При внедрении чего-то нового с исполнителями обсуждения проводил. Слушал что они говорят. Делал то по-своему, но ежели кто-то что-то дельное предлагал — использовал. Глупости терпеливо меж ушей пропускал.
Ввел систему премий и штрафов, но максимально справедливую. Перед этим всё работникам по полочкам разложил, на вопросы ответил.
Постепенно дело стало налаживаться. Текли ручейками денежки с Больше-Хлыновской. Алкоголем там больше не торговали — себе дороже получалось. Выгоднее было правила врачебно-полицейского комитета соблюдать. Самовары сестры в виде премий особо отличившимся на ниве ублажения клиентов девкам выдали. Ванька шутя предлагал на них ещё соответствующую гравировку сделать, но при вручении только добрыми словами обошлись — девкам самоварами долго ещё пользоваться, а вдруг какая из публичного дома уйти захочет и с собой его заберет. Незачем никакой надписи ей о прошлом напоминать, да и окружающим о прежней жизни хозяйки самовара тоже знать не к чему…
Кухня «Парижа» сияла чистой, перечень предлагаемых посетителям блюд значительно расширился, на белых накрахмаленных скатертях отбрасывали лучики света грани дорогих бокалов с зарубежными винами. Официанты были опрятны и предупредительны, Ахмедка, наряженный в восточного принца стоял на дверях и регулировал поток посетителей.
Кадки с деревьями убрали, зато появились отдельные кабинеты, бильярд и пианино. Лепнина на потолке была восстановлена, покрашена под золото, обои заменили на дорогие-богатые.

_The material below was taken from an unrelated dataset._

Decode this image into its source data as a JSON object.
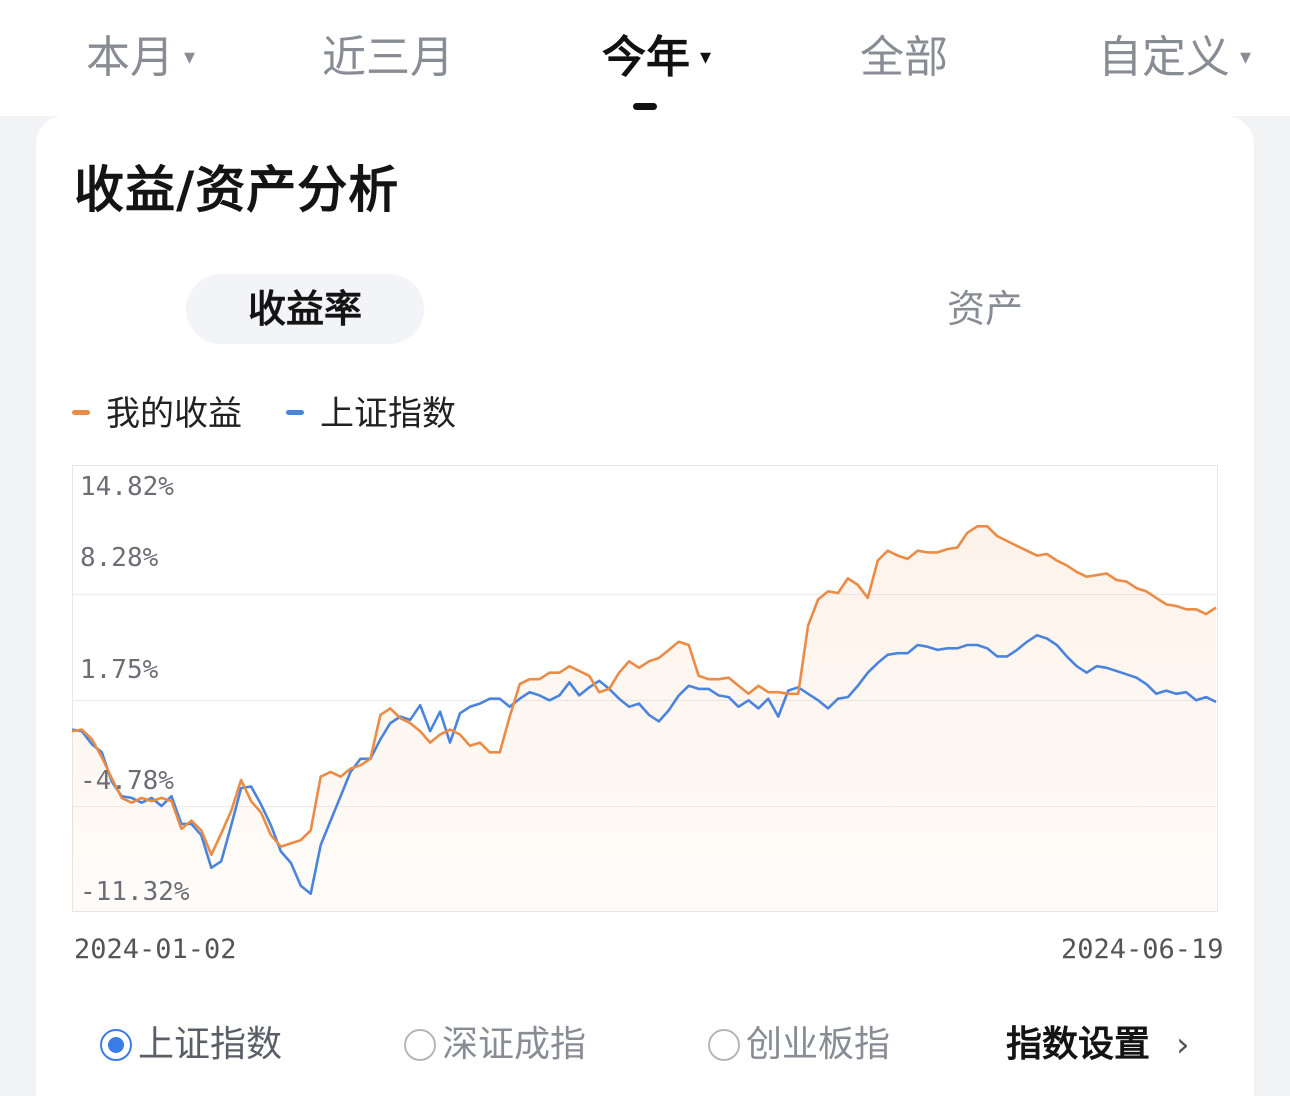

Ванька готовился получить для «Парижа» первый разряд. Денежки уже кому надо занесли, осталось только немного подождать. Такие дела быстро не делаются.
В номерах над «Парижем» притоны разврата Ванька пока не организовал. Думал и прикидывал. Так на так получалось. Без девок с них тоже деньги капали. Меньше, но стабильно и без криминала. Ещё и не надо было на штрафы тратиться и на отстегивание слугам правопорядка. У легального бизнеса тоже есть свои плюсы.